Saturday, July 24, 2010

The Bush tax cuts won't be extended

As everyone knows, Bush passed what he called temporary tax cuts. They were labeled temporary—and were legally structured as temporary—to minimize the impact they had on the government projections. (It's outrageous that some Republicans now claim that they helped the economy and with it the government's fiscal position. If that were the case, they wouldn't have had to be labeled temporary in the first place. The point if labeling them temporary was that it was known in advance that they would reduce government revenue over both the short and long term!)

The Republicans expected that no one would have the guts to let them expire since in doing so the Republicans could claim that taxes were being raised. If I didn't know better I would say it's unbelievable how dishonest the Republicans are. But I do know better. All I can say is that it's extraordinary that the media and the public let them get away with their dishonesty.
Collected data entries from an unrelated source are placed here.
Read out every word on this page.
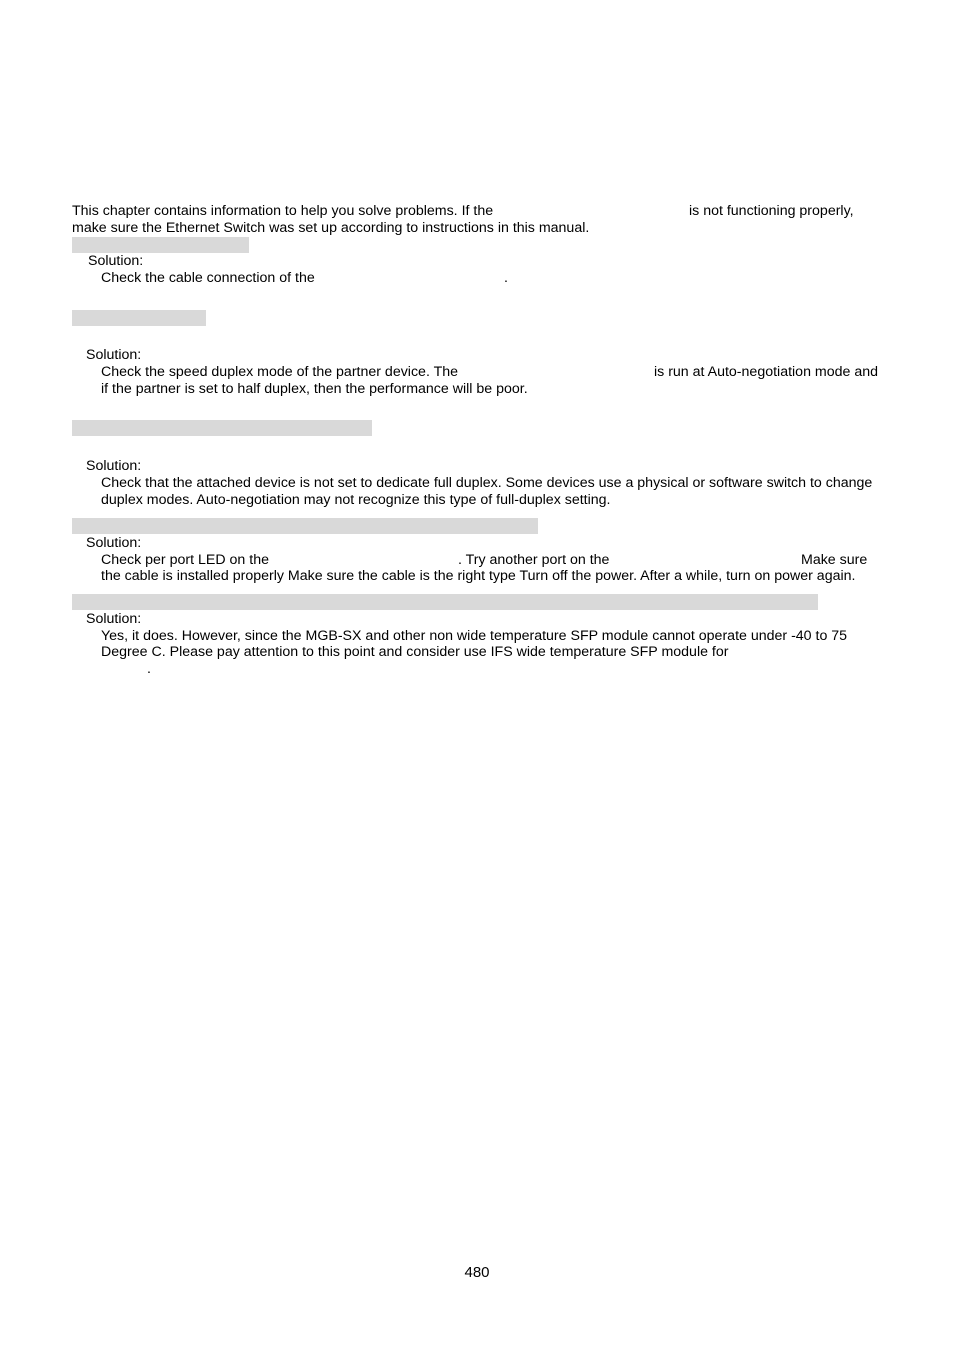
This chapter contains information to help you solve problems. If the	is not functioning properly,
make sure the Ethernet Switch was set up according to instructions in this manual.
Solution:
Check the cable connection of the	.
Solution:
Check the speed duplex mode of the partner device. The	is run at Auto-negotiation mode and
if the partner is set to half duplex, then the performance will be poor.
Solution:
Check that the attached device is not set to dedicate full duplex. Some devices use a physical or software switch to change
duplex modes. Auto-negotiation may not recognize this type of full-duplex setting.
Solution:
Check per port LED on the	. Try another port on the	Make sure
the cable is installed properly Make sure the cable is the right type Turn off the power. After a while, turn on power again.
Solution:
Yes, it does. However, since the MGB-SX and other non wide temperature SFP module cannot operate under -40 to 75
Degree C. Please pay attention to this point and consider use IFS wide temperature SFP module for
.
480
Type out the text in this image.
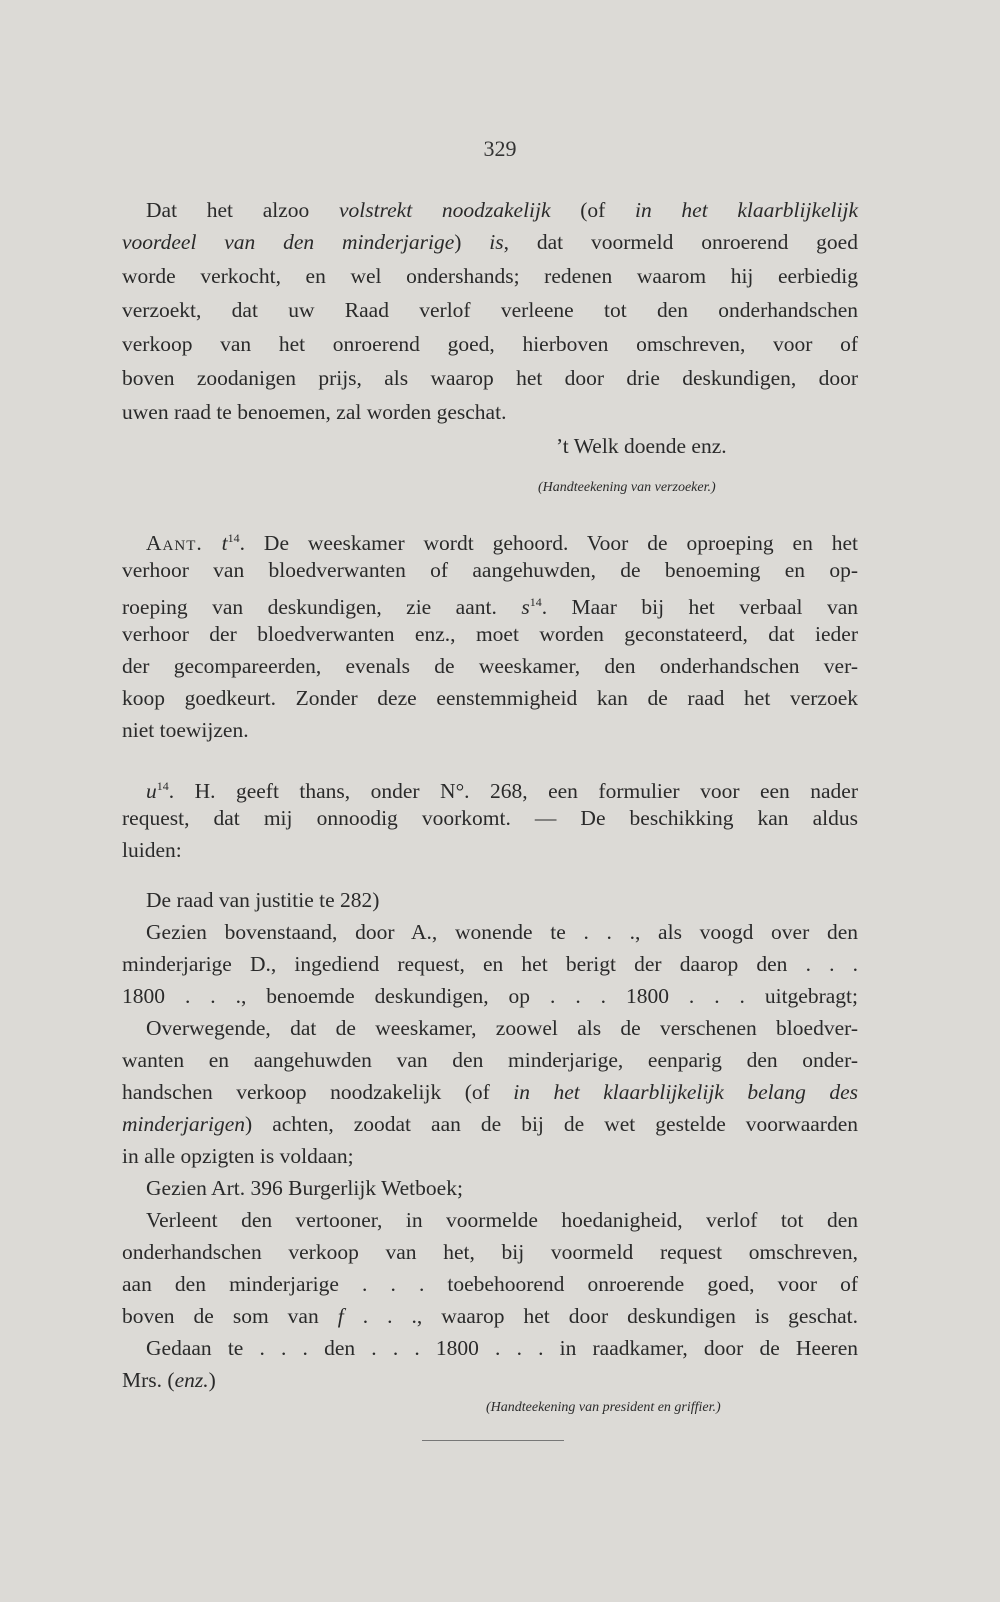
329
Dat het alzoo volstrekt noodzakelijk (of in het klaarblijkelijk
voordeel van den minderjarige) is, dat voormeld onroerend goed
worde verkocht, en wel ondershands; redenen waarom hij eerbiedig
verzoekt, dat uw Raad verlof verleene tot den onderhandschen
verkoop van het onroerend goed, hierboven omschreven, voor of
boven zoodanigen prijs, als waarop het door drie deskundigen, door
uwen raad te benoemen, zal worden geschat.
’t Welk doende enz.
(Handteekening van verzoeker.)
Aant. $t^{14}$. De weeskamer wordt gehoord. Voor de oproeping en het
verhoor van bloedverwanten of aangehuwden, de benoeming en op-
roeping van deskundigen, zie aant. $s^{14}$. Maar bij het verbaal van
verhoor der bloedverwanten enz., moet worden geconstateerd, dat ieder
der gecompareerden, evenals de weeskamer, den onderhandschen ver-
koop goedkeurt. Zonder deze eenstemmigheid kan de raad het verzoek
niet toewijzen.
$u^{14}$. H. geeft thans, onder N°. 268, een formulier voor een nader
request, dat mij onnoodig voorkomt. — De beschikking kan aldus
luiden:
De raad van justitie te 282)
Gezien bovenstaand, door A., wonende te . . ., als voogd over den
minderjarige D., ingediend request, en het berigt der daarop den . . .
1800 . . ., benoemde deskundigen, op . . . 1800 . . . uitgebragt;
Overwegende, dat de weeskamer, zoowel als de verschenen bloedver-
wanten en aangehuwden van den minderjarige, eenparig den onder-
handschen verkoop noodzakelijk (of in het klaarblijkelijk belang des
minderjarigen) achten, zoodat aan de bij de wet gestelde voorwaarden
in alle opzigten is voldaan;
Gezien Art. 396 Burgerlijk Wetboek;
Verleent den vertooner, in voormelde hoedanigheid, verlof tot den
onderhandschen verkoop van het, bij voormeld request omschreven,
aan den minderjarige . . . toebehoorend onroerende goed, voor of
boven de som van f . . ., waarop het door deskundigen is geschat.
Gedaan te . . . den . . . 1800 . . . in raadkamer, door de Heeren
Mrs. (enz.)
(Handteekening van president en griffier.)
In any event, the Republicans are ramping up their sound machine to make those tax cuts permanent. They are claiming that letting them expire as originally written into law would hurt the economy and cause jobs to be lost. Republican's say that anything they don't like causes jobs to be lost. It's become a reflex with them.

Fortunately, I don't think it will happen. To extend the tax cuts requires that a law be passed that does so. And for that to happen Obama has to sign it. Weak as he has been, it's hard to imagine him doing that. I guess the Republicans can somehow try to blackmail him into signing an extension by including it as an amendment of some must-have legislation. But if Obama has any spine at all—which at this point I'm not so sure about—he won't be rolled.

The best outcome would be that the total amount taken in taxes won't be increased but that the beneficiaries of the tax cuts will be changed from the very rich to the rest of us. Given who Obama is, however, what's more likely is that something will pass that Obama will describe as shifting the benefits, but in fact what passes will keep most of the benefits for the very rich and make only a symbolic gesture at moving some of them over to the rest of us. Obama will praise it as a bi-partisan compromise. You can see how cynical I've become with respect to Obama.

I guess we'll just have to wait and see what happens. Whatever happens, and what Obama does to shape the outcome, will be very significant in revealing more about what kind of person he really is.